With a love for the game and a passion to help others in any way possible, Taylor Juran decided to give coaching a shot.
After a four-year playing career with the Owls, Juran was set to never put on a Temple baseball jersey again as the 22-year-old was set to graduate. But during the summer, Juran contacted coach Ryan Wheeler about an open coaching position. The unpaid position would keep Juran involved with baseball and Temple.
“It’s been everything I could have wanted,” Juran, now an assistant coach, said. “The experience itself has just been really eye-opening so far. The overall transition from player to coach hasn’t been that difficult.”
“Juran has done a great job with it,” Wheeler said. “One of those difficult things is making the jump to player to coach. He has really done a great job separating himself from the other players as he is now a coach for us.”
In four seasons with the Owls, Juran batted .282 and added a .990 fielding percentage as Temple’s catcher. The four-year veteran was also a leader in the clubhouse, a quality every coach is looking for in an assistant coach, Wheeler said.
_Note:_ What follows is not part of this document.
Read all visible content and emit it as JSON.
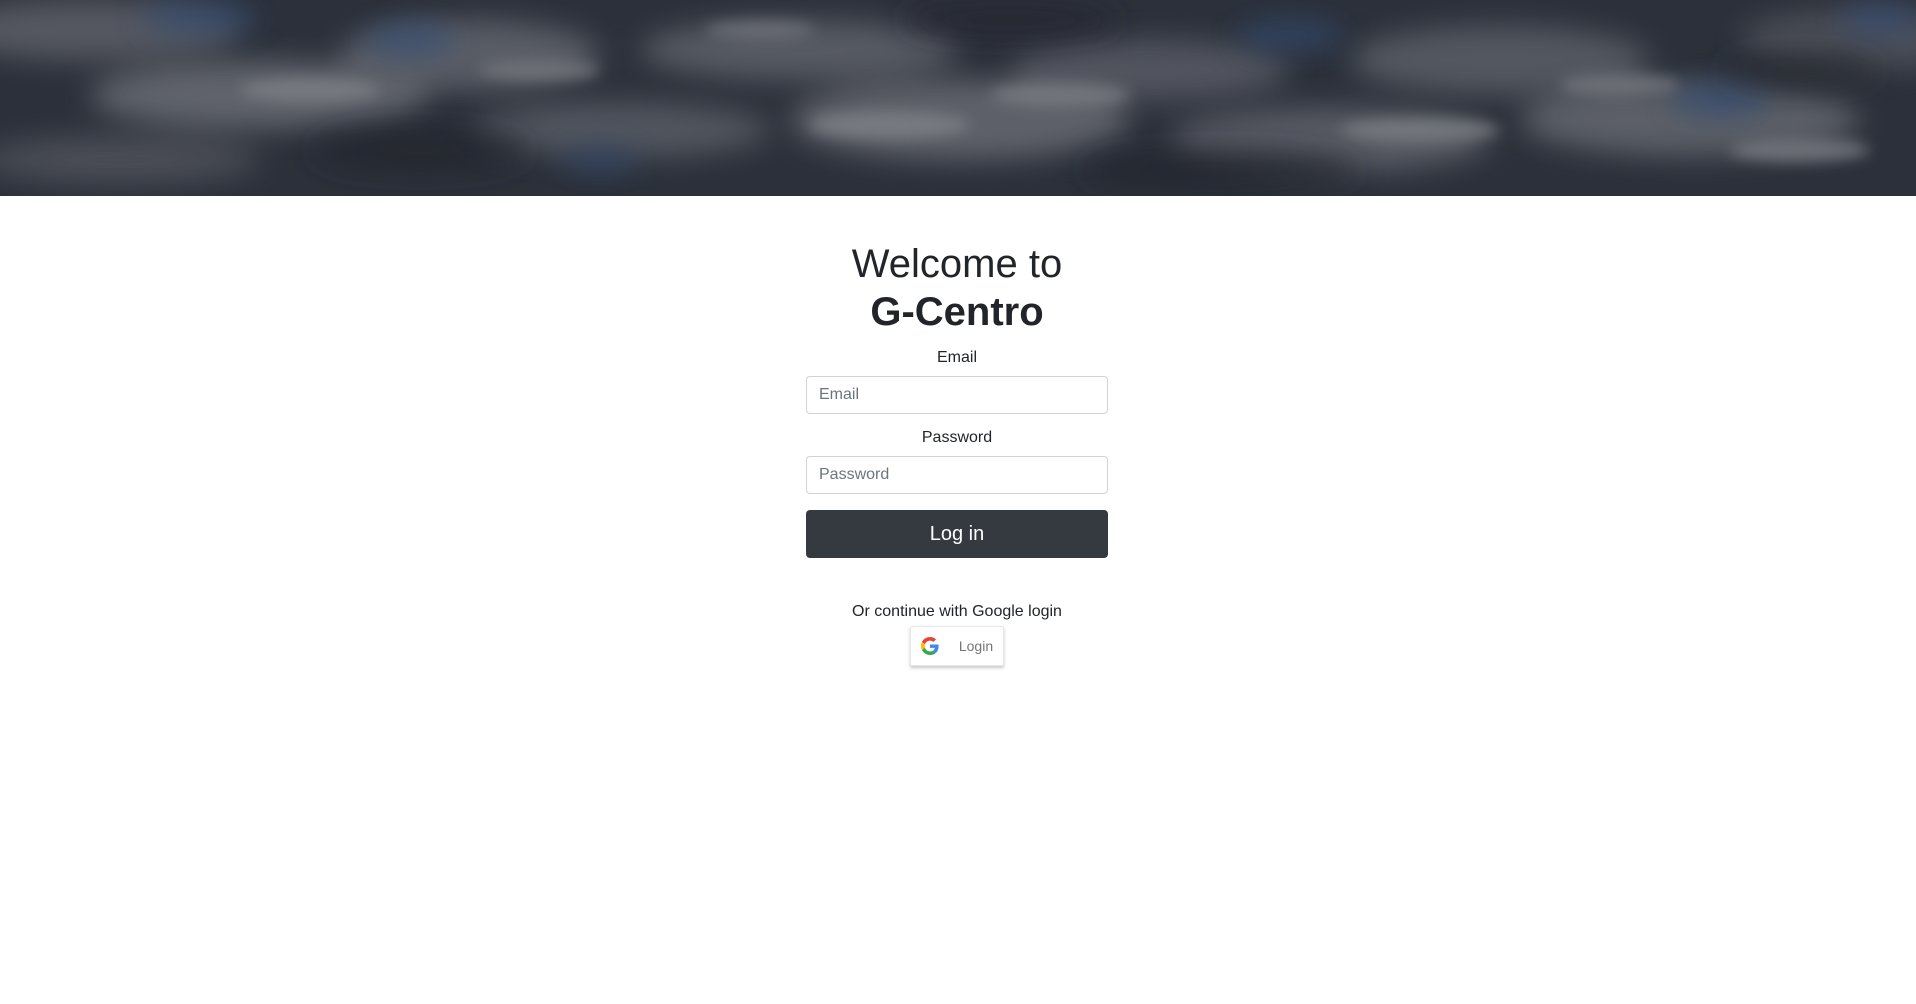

“[Juran] has a love for the game,” junior catcher Andrew Nist said. “That is clear as he is so happy to be on the field every day. He just loves learning more and more about baseball, being around the guys on the team and just loves teaching us.”
As the youngest member of the Owls’ coaching staff, Juran’s age has a lot to do with the success he has with the players on the team, specifically the catching staff, Wheeler said. Juran has worked closely with each of the team’s four catchers, but Wheeler said freshman catcher Michael D’Acunti has benefited the most from working with Juran.
“I think it’s really important to have such a young guy around helping us,” D’Acunti said about Juran. “We can always be ourselves. He is more on our level and understands us because he just got out of the game last year.”
D’Acunti credits much of his defensive success this season to working exclusively with Juran and hopes to continue to improve defensively as a freshman catcher. In his first season with Temple as a transfer student, Nist credits Juran with helping him make a smooth transition into a new team and making him feel comfortable as a player.
“[Juran] has helped me a lot with the mental aspects of the game as he knows different situations and is thinking about certain plays and anticipating things before they happen,” Nist said. “He knows how to get us ready and is able to prepare us for anything.”
Although he is now a coach for Temple and no longer a player, Juran has separated himself well and has matured into a successful member of the coaching staff, Wheeler said.
“Obviously he understands the system and how we want things done around here,” Wheeler said. “He is somewhat young and has a pulse of what’s going on with the team and the instinct of players’ minds.”
When Juran came to Temple in 2008, he entered with redshirt-seniors Dan Moller, Matt Elko and Steve Visnic, all of whom are currently on the Owls’ pitching staff. The three players understand Juran’s role with the team and while they joke around with their former teammate, they know when to take him seriously and respect him, Juran said.
While Juran said the transition from player to coach has not been all that difficult for him, he credits coach Wheeler and coach Brian Pugh for his success and ability to learn quickly as a coach.
“I can’t say enough good things about [coach Wheeler and coach Pugh],” Juran said. “They are always there if I have questions about something I am unsure of. They treat me as a coach and while there are some jokes here and there, it is all in good fun. They help me out any time I need it and they are always pointing me in the right direction.”
As a young coach, Juran has showed the potential to one day be a head coach, Wheeler said.
“I would love to move up the [coaching] ladder,” Juran said. “It’s a long road and it’s tough, but if it continues to treat me well, I would absolutely love to continue to coach.”
Like every job, coaching is no different in that it has its challenges. For Juran, the biggest struggle is how frustrated he gets during the course of the game as well as trying to get the players to buy into the strategies that he is teaching. Baseball is a game of failure and only a coach knows that it is only a matter of time until the strategies at practice begin to pay off in actual games, Juran said.
As for whether Juran misses playing baseball, he admitted that it is tough to watch the team during batting practice, but the rewarding feeling of seeing a player succeed outweighs his itch to play.
“I think I will enjoy coaching more than I did playing,” Juran said. “It is a really rewarding feeling. The players listen to you, respect you and pay attention, and seeing the players make the adjustments on the field that I teach, well, that’s why I will enjoy coaching more than playing.”